The report, published by Uganda’s Ministry of Gender, Labour and Social Development in May 2012, defines child labour as “work that is mentally, physically, socially and/or morally dangerous and harmful to children; work that interferes with children’s school attendance; hazardous work which by the nature or circumstances under which it is performed jeopardises the health, safety and morals of children.”

Just over half – about 1.4 million – of Uganda’s child labourers toil away in hazardous jobs that include stone quarrying, brick-making and laying, sand and clay mining, charcoal burning, fishing, car washing and hunting.

Many others work in hotels and bars, where they often end up being beaten or sexually abused, said social worker Barbra Ongodia from local NGO Kids in Need (KIN). Some also work as house servants and in the construction and commercial agriculture industries.

Ongodia told IPS that there could actually be over 10 million child labourers in Uganda, a country with 34.5 million people. According to Ongodia, many of the child labourers come to Kampala from northern Uganda and work in the capital, after experiencing years of trauma from the war against the Lord’s Resistance Army (LRA).

The LRA fought in the north and northeastern parts of Uganda for 23 years, until they were kicked out of the country in 2006. The war, which forced close to two million people into camps for internally displaced persons for decades, was the most brutal that Uganda has faced since independence from Britain in 1962. It was also characterised by its use of child soldiers and brutality.

The rebel group is currently operating in the Democratic Republic of Congo, the Central African Republic and western South Sudan.

According to UNHS statistics, western Uganda has the highest number of cases of children working, followed by the eastern and central regions, then the north.

The increasing prevalence of child labour is attributed to several factors, including high levels of poverty, the burden of HIV/AIDS, education costs, food insecurity and the soaring number of orphans under 18.

Ongodia said that child labour threatened all Ugandans. “The skills of the country are being undermined because these children are not learning, they are just becoming vagabonds,” she said.

Hamidu Kizito is a local journalist who has, for a decade, followed the “Stop Child Labour” campaign in Uganda by the Dutch development organisation Hivos. He told IPS that there is a “cultural trait” attached to children working.

“I remember … when we were growing up, we used to work, but we were not overworked,” he said.

“But over time there were families where children were overworked at the expense of their education and health … The struggle is how do we change the perception so everybody knows that this is not right,” he said.

Raya was eventually taken off the streets with the assistance of a KIN Child Labour Free Zone-committee, which consists of ordinary members of the community who help the NGO identify working children. KIN has found some children who have been working for up to five years, Ongodia said.

KIN works with the families of child labourers and parents are taught business skills. They can also borrow money from village savings and loan associations (VSLAs).
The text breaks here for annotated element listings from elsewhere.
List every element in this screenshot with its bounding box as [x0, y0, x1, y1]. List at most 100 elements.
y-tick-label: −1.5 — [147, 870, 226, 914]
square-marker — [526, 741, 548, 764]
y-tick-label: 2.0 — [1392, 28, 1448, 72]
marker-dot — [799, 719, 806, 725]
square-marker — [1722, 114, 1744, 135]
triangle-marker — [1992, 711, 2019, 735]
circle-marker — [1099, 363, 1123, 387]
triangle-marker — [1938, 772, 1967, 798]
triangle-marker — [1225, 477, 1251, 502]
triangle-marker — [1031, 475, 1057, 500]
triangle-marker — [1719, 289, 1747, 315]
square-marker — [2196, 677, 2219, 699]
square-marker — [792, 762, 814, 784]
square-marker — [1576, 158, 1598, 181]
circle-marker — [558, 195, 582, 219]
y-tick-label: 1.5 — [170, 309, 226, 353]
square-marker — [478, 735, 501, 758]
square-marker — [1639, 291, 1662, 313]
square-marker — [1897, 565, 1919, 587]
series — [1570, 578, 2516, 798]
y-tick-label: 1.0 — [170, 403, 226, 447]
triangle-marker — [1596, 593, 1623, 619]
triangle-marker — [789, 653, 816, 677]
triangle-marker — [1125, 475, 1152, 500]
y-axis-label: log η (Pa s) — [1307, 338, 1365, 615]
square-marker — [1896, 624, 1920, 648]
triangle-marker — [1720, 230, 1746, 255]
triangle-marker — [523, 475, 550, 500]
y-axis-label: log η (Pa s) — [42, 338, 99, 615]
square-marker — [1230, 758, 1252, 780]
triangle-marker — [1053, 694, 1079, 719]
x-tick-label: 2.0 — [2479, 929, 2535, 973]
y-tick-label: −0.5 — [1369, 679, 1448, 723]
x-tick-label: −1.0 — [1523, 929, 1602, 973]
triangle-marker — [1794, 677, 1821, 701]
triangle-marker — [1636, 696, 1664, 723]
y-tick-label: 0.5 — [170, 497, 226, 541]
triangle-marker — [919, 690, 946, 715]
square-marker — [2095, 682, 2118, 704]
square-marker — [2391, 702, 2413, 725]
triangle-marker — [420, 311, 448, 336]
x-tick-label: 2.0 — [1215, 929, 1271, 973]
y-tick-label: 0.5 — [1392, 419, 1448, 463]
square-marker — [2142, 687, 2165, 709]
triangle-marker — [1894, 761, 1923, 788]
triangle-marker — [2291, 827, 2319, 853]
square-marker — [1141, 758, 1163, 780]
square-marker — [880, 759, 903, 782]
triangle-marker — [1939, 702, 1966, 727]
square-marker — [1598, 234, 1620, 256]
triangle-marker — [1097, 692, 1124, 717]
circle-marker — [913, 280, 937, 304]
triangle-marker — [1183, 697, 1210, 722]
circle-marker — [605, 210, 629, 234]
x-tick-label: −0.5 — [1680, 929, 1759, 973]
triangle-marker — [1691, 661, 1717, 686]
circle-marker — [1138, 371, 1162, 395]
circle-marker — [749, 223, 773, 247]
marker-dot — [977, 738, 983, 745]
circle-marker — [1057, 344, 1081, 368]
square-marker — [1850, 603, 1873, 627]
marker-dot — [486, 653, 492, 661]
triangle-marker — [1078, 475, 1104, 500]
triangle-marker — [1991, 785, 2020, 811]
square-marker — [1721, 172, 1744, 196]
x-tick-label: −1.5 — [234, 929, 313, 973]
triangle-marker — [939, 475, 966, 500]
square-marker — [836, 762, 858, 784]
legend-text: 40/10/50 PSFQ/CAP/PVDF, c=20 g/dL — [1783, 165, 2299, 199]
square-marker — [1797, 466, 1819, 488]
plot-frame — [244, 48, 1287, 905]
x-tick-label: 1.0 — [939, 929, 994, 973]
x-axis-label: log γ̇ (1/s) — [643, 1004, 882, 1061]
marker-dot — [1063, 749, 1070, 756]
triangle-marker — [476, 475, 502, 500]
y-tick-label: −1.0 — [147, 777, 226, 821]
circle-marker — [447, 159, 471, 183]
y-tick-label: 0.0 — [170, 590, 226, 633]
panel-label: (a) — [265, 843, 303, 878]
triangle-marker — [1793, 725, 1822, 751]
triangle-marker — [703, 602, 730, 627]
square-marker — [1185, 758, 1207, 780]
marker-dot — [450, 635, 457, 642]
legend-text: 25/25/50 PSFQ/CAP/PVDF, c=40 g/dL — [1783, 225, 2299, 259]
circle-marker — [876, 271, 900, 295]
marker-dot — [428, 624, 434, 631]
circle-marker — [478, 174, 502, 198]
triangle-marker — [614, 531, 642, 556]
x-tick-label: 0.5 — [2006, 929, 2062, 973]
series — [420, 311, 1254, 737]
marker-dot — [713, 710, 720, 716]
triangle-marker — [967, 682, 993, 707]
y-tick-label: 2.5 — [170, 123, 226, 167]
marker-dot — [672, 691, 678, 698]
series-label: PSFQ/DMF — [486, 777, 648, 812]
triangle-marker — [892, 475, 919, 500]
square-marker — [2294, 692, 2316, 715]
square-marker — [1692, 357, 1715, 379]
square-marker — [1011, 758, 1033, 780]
Today, Raya’s mother weaves baskets that she sells by the roadside, netting her about 300,000 Ugandan shillings (116 dollars) a month.

Despite being robbed of her education for two years, Raya does not blame her family for forcing her to work on the streets.

“I wasn’t mad at them because they had a lot of problems and they had to feed the whole family,” she said.

Raya has just completed her latest round of examinations. She enjoys Maths and English, and hopes to become an accountant.

Her best friend is Monica*, a 16-year-old former street food vendor, who was also helped by KIN. After Monica was taken off the streets, her mother joined a VSLA. Now, the schoolgirls spend all their lunchtimes together.

“Some children take it for granted to be in school, but they think others are like them. Some children are not in school but they would like to be,” Raya said.

“School is the best because you come to school to get skills on how to make money in future. I’m very happy.”

*Surname withheld to protect identity of minors.